Nick Baxter

Personal information
- Born: Nicholas Baxter 26 July 1979 (age 47)
- Family: Al Baxter, brother

Sport
- Sport: Rowing
- Club: Sydney Rowing Club

Achievements and titles
- National finals: King's Cup 2001–2007

Medal record
Men's rowing
Representing Australia
World Championships
| Bronze medal – third place | 2008 Linz | M2- |
World U23 Championships
| Silver medal – second place | 2000 Copenhagen | M8+ |

= Nick Baxter (rower) =

Australian rower (born 1979)

Nicholas Baxter (born 26 July 1979) is an Australian former rower. He rowed in six New South Wales eights competing at Australia's King's Cup, was a national champion and a medallist at underage and senior World Championships.

==State and club rowing==
Baxter's senior rowing was from the Sydney Rowing Club and later UTS Haberfield Rowing Club. At the 2001 Australian University Championships he rowed in a pair and a four for the UNSW Rowing Club. In 2002 he and Zac Kirkham won the coxless pairs title at the Australian Universities Championship in UNSW black and gold.

He first made state selection for New South Wales in the 1998 youth eight contesting the Noel Wilkinson Trophy at the Australian Rowing Championships.
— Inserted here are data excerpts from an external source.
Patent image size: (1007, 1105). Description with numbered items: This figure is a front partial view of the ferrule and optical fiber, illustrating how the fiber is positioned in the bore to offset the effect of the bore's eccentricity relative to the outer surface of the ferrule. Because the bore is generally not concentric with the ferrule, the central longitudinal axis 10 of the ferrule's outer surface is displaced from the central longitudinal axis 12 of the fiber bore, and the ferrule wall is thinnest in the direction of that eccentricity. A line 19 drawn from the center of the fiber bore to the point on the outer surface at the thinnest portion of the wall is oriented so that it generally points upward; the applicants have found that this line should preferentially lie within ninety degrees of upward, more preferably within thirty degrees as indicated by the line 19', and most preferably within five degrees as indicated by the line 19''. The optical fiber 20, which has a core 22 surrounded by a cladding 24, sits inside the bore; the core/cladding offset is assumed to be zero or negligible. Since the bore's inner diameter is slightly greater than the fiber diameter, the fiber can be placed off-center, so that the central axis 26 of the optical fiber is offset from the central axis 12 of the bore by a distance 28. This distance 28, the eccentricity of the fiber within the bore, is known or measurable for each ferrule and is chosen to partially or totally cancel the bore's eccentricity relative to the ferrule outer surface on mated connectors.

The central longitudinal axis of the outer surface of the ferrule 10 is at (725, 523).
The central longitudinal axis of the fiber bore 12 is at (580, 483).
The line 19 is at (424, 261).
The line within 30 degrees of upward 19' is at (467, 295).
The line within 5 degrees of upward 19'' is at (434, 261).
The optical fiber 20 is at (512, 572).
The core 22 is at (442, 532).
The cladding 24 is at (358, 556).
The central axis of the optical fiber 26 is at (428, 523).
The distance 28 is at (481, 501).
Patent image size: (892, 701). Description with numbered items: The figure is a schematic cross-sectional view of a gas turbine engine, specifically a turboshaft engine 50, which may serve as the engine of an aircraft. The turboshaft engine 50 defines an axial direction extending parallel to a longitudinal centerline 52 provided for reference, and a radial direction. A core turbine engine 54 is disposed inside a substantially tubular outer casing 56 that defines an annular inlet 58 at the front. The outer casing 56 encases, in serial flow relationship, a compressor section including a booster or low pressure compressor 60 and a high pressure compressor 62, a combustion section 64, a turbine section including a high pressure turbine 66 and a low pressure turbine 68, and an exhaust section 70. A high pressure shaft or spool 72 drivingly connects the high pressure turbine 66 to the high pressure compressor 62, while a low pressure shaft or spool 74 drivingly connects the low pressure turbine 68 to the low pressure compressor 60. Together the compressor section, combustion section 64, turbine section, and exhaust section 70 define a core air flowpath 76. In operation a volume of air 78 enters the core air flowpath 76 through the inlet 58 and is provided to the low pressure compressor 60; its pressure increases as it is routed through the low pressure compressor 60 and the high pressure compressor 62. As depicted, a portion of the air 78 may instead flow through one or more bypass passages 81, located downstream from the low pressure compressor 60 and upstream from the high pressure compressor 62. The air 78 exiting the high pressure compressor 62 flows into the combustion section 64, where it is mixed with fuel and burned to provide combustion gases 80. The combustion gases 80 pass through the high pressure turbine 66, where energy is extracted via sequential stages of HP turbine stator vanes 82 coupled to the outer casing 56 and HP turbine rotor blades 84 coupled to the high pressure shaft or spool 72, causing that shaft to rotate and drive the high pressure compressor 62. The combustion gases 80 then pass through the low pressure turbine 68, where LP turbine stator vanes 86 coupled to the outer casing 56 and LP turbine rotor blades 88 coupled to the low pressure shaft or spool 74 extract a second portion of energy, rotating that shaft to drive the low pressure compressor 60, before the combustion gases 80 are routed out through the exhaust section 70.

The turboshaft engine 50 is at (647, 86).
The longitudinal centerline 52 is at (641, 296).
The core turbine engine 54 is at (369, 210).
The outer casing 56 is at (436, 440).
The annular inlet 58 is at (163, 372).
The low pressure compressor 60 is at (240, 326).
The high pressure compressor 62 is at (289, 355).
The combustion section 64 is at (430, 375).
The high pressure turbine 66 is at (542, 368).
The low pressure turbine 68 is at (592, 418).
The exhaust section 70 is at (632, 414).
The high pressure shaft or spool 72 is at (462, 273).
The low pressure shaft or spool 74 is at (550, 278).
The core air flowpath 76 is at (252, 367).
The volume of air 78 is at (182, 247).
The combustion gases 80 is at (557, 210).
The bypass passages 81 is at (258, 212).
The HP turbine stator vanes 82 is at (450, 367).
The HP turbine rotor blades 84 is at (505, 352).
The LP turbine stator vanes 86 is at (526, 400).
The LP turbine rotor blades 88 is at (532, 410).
He rowed in the New South Wales youth eight again in 1999. In 2001 he was selected in the New South Wales senior eight contesting the King's Cup at the Interstate Regatta. He rowed in further King's Cup races for New South Wales in 2002, 2004, 2005, 2006 and 2007 and rowed to a King's Cup victory in 2004.

==International representative rowing==
Baxter made his Australian representative debut in 2000 in an U23 men's eight who raced at the World Rowing Cup III in Lucerne before contesting the 2000 World Rowing U23 Championships at Copenhagen where they took the silver medal. In 2001 he raced in the senior men's eight at a World Rowing Cup and then at the 2001 World Rowing Championships in Lucerne to a seventh placing. For the 2003 World Rowing Championships selectors first chose the Australian eight and then picked Baxter in a coxless four of New South Welshmen selected to be able to train together locally. With James Chapman, Stuart Welch and Stephen Stewart he rowed to a fourth placing in Milan.

In 2004 he raced in a coxless pair with Chapman at the 2004 World Rowing Cup. They placed eleventh and he did not compete at World Championships that year or again until 2007 when he was selected to the Australian coxless four. That four raced at two World Rowing Cups in Europe before contesting the 2007 World Rowing Championships. They missed the A final and finished last in the B final for an overall twelfth placing.

Baxter's final Australian representative appearance was in a coxed pair at Linz 2008 rowed to a bronze medal with Fergus Pragnell and steered by Hugh Rawlinson. The pair through came from a long way back in the field. They were in fifth position after the first quarter of the race and could not improve on this over the next 1000 metres. Heading into the final stages of the race Pragnell and Baxter kicked and passed the Italian and Polish crews. Poland had been leading the whole race but fatigued badly to finish fifth. Australia could not catch Canada or France and finished in a time of 7:09.30, roughly a boat and a half behind gold medallists France.